J'insisterai sur trois autres enjeux essentiels à la confiance des investisseurs. Le premier d'entre eux s'intéresse à la gouvernance d'entreprise. J'attends beaucoup du groupe de travail dirigé par Olivier Poupart-Lafarge sur le fonctionnement des assemblées générales et l'exercice du droit de vote. L'Union européenne a fait des propositions que d'aucuns jugent audacieuses, notamment sur le fait de savoir si l'assemblée générale doit se prononcer sur la rémunération des administrateurs. Nous n'éviterons pas de nous poser la question en France. J'estime qu'un mécanisme consultatif et ex post permettrait de respecter les prérogatives normales du conseil d'administration et de l'assemblée générale.

Le deuxième enjeu se rapporte à la question des franchissements de seuil. Votre rapporteur général est très sensible à ce sujet et nous espérons avec lui pouvoir saisir une fenêtre de tir dans l'agenda du Parlement pour amender notre législation. Nous ne pouvons pas rester avec des dispositions qui ne sont pas dignes d'une grande démocratie financière. Pour que le marché fonctionne bien il faut que toute influence significative qui s'exerce sur une société cotée apparaisse clairement. C'est l'intérêt des actionnaires, celui de la société mais aussi des intervenants que d'avoir des règles du jeu qui, peu importe les instruments utilisés, soient parfaitement claires.

Enfin, le troisième enjeu a trait à l'indemnisation des préjudices subis par les épargnants. Les pistes de travail esquissées dans le rapport de Martine Ract Madoux et Jacques Delmas-Marsalet pour palier l'insuffisance des voies de réparation actuelles (mise au point d'une méthode de calcul de l'indemnisation, accès du juge civil aux éléments d'enquête recueillis dans le cadre du contrôle d'une société mise en cause, aménagement de l'action en représentation conjointe) doivent être exploitées.

En ce qui concerne la surveillance des marchés, nous avons réorganisé l'AMF : nous disposons désormais d'une nouvelle direction des marchés pour mieux exercer notre fonction de surveillance sur tous les acteurs, tous les marchés et toutes les infrastructures. Dans le même temps, nous étendons progressivement notre dispositif de surveillance automatisé à tous les marchés, en tenant compte des nouvelles techniques de négociation. Mais je suis convaincu que nous devrons pousser plus avant nos réflexions sur les conséquences de la montée en puissance du trading algorithmique. On entend que ces techniques apportent de la liquidité au marché, sans doute, mais ces techniques ne produisent qu'une liquidité artificielle qui peut disparaître en quelques micro-secondes. Américains et Européens sont très sensibilisés à l'influence de ces techniques, d'autant plus qu'elles se développent sur de nouveaux marchés tels que les marchés de matières premières ou de CO2.

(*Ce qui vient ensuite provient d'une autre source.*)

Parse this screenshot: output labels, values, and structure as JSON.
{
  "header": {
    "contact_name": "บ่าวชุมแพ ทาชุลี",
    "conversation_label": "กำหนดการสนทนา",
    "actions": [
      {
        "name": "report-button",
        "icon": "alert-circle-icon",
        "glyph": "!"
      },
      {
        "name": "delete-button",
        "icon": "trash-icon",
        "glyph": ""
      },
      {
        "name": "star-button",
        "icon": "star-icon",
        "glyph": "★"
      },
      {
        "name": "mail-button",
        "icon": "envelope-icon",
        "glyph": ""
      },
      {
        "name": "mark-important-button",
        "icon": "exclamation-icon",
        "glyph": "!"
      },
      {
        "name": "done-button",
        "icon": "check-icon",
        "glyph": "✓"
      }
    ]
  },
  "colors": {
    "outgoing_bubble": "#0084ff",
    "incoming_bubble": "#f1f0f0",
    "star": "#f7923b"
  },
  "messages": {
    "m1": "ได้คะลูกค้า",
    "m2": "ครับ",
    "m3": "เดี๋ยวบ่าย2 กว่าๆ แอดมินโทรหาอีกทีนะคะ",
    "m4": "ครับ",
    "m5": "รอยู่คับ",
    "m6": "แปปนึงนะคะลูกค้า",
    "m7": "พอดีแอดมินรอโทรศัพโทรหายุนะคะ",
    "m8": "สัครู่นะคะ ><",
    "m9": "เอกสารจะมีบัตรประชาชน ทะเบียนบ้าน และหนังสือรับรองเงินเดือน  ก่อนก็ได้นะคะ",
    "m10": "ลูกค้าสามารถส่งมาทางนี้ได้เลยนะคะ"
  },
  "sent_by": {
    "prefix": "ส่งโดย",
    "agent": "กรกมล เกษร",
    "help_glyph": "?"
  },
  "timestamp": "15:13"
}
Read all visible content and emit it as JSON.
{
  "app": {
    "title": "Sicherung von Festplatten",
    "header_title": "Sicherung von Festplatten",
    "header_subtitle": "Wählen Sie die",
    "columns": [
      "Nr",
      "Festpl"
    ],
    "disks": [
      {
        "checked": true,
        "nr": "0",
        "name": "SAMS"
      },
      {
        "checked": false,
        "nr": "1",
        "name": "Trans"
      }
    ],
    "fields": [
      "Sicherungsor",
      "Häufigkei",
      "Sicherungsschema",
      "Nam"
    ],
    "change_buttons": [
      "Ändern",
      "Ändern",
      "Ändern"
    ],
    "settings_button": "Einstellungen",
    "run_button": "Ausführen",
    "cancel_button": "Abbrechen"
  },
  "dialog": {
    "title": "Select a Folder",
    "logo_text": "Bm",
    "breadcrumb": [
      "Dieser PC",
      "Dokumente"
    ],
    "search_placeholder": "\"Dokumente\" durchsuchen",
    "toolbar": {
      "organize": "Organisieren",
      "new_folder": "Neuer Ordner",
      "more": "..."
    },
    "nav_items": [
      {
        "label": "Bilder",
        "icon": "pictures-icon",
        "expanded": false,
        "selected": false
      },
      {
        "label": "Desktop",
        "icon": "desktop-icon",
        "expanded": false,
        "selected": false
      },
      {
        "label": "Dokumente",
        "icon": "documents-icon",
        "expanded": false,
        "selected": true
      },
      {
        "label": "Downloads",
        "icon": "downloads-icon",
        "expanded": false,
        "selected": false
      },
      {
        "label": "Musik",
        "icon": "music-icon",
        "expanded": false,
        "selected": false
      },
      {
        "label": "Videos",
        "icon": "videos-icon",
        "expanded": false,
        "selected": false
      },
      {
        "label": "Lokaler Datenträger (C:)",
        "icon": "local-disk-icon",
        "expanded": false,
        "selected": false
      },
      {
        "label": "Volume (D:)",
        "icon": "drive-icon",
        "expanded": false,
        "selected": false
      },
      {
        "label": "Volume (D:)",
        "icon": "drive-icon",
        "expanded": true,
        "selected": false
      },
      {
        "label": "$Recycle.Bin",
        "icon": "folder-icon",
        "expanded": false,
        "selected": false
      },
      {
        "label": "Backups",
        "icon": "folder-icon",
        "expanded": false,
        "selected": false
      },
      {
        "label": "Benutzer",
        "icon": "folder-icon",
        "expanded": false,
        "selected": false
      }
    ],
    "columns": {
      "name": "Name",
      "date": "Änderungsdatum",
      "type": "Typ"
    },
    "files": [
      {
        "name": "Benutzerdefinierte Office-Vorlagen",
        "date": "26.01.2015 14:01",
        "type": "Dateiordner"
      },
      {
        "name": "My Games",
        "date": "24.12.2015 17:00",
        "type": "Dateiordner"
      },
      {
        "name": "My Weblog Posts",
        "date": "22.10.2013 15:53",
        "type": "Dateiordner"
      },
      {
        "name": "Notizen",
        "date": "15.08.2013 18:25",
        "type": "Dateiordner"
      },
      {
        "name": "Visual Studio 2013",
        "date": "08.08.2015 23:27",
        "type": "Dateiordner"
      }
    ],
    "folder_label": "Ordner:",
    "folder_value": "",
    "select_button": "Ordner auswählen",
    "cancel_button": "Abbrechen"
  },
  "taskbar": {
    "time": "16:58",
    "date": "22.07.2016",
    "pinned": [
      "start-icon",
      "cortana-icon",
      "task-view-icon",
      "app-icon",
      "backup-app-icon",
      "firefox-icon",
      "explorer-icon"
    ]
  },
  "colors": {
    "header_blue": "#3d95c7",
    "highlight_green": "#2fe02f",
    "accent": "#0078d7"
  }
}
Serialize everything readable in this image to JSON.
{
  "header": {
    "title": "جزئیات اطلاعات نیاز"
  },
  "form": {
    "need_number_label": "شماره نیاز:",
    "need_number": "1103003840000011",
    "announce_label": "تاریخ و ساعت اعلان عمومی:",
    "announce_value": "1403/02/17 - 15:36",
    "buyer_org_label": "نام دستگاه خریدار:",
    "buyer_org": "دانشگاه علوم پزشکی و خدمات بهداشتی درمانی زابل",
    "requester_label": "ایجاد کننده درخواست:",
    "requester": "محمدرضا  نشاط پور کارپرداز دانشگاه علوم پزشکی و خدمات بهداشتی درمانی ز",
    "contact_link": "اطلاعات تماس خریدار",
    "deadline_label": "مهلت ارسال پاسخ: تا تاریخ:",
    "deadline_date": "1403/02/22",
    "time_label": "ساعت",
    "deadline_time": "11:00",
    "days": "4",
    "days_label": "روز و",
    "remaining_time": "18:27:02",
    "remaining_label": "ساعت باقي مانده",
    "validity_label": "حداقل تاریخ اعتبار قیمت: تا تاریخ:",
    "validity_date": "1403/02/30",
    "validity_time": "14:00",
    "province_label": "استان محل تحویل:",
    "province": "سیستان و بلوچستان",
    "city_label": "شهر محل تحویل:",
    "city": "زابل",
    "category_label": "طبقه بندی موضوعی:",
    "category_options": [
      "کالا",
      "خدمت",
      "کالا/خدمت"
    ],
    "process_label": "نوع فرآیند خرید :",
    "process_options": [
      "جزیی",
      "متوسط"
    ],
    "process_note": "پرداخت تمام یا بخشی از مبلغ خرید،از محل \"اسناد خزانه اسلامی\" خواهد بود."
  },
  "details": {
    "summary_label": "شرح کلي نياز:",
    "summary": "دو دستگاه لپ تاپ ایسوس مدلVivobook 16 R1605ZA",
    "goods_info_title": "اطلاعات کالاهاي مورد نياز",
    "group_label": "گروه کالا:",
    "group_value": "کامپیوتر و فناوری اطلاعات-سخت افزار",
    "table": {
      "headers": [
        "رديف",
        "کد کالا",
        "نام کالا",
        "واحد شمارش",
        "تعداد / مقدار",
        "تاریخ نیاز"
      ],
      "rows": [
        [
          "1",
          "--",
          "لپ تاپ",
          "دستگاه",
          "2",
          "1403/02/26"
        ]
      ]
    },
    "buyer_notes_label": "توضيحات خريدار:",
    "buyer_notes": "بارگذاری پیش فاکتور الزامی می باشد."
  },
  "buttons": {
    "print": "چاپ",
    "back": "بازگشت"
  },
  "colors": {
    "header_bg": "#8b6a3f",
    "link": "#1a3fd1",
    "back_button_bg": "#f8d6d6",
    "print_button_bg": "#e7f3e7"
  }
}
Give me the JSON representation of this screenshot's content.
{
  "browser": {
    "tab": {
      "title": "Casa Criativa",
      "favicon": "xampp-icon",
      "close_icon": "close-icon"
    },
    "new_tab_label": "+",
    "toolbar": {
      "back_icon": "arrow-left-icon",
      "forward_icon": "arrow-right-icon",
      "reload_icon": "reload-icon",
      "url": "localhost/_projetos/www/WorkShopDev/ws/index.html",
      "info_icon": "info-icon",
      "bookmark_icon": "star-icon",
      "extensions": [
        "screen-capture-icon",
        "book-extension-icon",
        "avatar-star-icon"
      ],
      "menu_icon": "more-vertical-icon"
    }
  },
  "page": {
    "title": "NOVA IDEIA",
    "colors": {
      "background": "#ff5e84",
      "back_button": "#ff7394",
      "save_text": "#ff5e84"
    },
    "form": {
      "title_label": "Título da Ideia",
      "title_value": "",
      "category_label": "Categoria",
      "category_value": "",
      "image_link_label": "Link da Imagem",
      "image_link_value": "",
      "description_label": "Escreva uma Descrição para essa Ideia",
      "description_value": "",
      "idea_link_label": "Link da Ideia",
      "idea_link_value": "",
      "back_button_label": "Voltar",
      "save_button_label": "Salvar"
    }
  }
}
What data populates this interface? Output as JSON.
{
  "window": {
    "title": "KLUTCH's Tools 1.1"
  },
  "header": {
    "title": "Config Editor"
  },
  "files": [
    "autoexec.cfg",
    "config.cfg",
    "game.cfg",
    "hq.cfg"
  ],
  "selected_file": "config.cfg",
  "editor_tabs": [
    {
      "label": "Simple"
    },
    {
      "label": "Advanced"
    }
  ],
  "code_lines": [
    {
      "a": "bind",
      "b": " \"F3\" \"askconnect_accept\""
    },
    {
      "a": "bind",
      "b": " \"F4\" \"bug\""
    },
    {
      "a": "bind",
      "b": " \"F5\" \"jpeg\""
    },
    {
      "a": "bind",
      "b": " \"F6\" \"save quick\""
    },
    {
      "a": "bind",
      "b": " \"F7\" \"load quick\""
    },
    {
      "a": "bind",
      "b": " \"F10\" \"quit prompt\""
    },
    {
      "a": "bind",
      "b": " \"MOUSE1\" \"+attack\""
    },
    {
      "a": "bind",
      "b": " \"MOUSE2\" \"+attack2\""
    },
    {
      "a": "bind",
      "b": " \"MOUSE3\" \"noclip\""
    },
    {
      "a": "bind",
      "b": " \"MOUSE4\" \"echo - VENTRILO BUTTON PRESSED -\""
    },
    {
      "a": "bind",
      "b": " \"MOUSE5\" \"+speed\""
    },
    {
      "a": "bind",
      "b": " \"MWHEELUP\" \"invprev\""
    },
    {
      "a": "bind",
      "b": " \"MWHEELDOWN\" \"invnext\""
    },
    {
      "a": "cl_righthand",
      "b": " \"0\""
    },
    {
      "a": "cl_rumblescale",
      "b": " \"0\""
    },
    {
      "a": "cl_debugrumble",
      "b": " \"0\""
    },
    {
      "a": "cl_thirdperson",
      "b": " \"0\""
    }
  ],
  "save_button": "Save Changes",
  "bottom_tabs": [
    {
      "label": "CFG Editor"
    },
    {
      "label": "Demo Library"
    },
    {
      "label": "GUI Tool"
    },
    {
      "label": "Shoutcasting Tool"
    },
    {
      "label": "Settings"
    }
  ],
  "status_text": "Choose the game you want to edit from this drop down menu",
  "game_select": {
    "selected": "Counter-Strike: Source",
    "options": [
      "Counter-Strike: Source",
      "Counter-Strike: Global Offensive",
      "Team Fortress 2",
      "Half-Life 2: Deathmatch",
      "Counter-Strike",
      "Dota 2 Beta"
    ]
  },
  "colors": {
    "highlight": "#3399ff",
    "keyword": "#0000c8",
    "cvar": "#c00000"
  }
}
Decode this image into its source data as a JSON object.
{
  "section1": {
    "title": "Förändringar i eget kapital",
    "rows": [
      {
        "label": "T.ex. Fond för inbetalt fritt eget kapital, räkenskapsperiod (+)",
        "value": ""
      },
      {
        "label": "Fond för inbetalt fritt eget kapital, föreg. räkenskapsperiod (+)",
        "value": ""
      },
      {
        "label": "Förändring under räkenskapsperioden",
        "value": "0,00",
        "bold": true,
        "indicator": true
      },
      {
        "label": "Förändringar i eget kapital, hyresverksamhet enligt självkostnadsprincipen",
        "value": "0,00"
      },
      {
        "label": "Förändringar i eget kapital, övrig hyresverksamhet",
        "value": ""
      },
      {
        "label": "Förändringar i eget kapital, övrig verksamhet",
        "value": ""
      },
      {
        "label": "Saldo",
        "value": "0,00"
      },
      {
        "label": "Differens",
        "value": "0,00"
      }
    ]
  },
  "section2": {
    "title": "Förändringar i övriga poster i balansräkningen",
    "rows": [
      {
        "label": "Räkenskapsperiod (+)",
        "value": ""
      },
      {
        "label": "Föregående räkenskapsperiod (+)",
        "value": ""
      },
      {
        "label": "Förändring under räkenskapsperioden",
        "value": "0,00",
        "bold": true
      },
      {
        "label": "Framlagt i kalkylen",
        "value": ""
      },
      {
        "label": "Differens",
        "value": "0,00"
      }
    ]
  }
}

Sur ces nouveaux marchés, il nous importe d'avoir accès à un meilleur accès aux données physiques qui existent. Nous ne pouvons pas à nous seuls, régulateurs financiers, malgré la financiarisation dénoncée de ces marchés, mettre un terme à la volatilité excessive et aux comportements parfois très anormaux que l'on rencontre sur ces marchés.